En moyenne, 23 % de la production des usines du groupe I les plus rentables étaient du papier brillant et 12 % de la cire ou des spécialités. En comparaison, ces produits ne représentaient en moyenne que 17 % et 3 % respectivement dans les autres usines du groupe I.

La production des usines des groupes II et III les plus rentables était en moyenne de 27 % de groupes légers III ou de groupes II lourds et de 9 % plus lourds de groupes III ou de spécialités. La production des autres usines des groupes II et III ne représentait que 10 % et 0,3 % de ces catégories.
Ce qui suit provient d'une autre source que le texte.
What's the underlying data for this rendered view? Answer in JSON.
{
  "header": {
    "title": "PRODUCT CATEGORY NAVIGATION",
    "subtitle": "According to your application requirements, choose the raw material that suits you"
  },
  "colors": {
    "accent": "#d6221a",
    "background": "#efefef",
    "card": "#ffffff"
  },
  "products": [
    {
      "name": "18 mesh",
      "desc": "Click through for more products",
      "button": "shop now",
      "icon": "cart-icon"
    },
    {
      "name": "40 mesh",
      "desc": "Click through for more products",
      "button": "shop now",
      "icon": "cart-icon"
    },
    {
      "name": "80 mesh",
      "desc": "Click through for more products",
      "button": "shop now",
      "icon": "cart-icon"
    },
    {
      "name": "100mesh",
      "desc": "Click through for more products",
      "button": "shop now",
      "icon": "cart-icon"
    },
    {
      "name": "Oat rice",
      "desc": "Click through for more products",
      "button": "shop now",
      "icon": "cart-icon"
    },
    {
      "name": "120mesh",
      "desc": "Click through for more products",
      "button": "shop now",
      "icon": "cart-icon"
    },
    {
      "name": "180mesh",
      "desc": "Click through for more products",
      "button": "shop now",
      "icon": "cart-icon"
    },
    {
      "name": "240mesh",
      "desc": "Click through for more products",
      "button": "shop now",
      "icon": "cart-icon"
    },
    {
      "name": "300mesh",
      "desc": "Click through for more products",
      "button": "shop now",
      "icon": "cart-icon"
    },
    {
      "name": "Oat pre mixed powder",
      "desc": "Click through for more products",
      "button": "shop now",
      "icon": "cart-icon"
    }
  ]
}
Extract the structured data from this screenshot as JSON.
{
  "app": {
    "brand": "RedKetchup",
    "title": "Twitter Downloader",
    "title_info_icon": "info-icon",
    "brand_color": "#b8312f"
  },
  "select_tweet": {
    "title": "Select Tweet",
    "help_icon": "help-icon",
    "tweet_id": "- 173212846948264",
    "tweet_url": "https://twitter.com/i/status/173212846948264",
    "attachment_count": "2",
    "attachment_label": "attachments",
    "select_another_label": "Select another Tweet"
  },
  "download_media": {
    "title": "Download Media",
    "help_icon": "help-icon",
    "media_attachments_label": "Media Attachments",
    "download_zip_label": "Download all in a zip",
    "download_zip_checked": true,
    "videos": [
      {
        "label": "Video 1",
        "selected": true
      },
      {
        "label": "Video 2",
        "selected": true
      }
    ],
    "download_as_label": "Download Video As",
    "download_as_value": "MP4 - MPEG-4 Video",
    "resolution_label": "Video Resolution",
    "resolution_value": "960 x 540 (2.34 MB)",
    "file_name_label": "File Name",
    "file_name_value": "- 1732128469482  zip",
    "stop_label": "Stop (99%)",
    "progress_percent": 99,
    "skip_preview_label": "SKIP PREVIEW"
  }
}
« La marge de trésorerie nette la plus élevée [les usines] génèrent des marges brutes supérieures, ce qui signifie qu’elles produisent le produit de la plus haute valeur », a déclaré Donarelli.

Les usines les plus rentables ne se sont pas démarquées sur d’autres paramètres. Ils se sont classés en moyenne dans le troisième quartile pour les trois études pour les coûts d’exploitation non liés à la consommation d’énergie.

« Nous avons découvert que les dépenses d’exploitation n’étaient pas une considération pour ces usines », a déclaré Donarelli. « Pourquoi donc? Parce que d’autres coûts sont beaucoup plus importants, par exemple les coûts des matières premières. » En ce qui concerne les coûts de maintenance, leurs performances étaient moins bonnes – se situant en moyenne dans le quatrième quartile pour les trois études. Donarelli a déclaré investir dans la maintenance afin d’optimiser le rendement. Pour l’efficacité énergétique et l’utilisation de l’usine, ils étaient toujours au milieu du peloton. En termes d’efficacité du personnel, ils occupaient solidement le troisième quartile.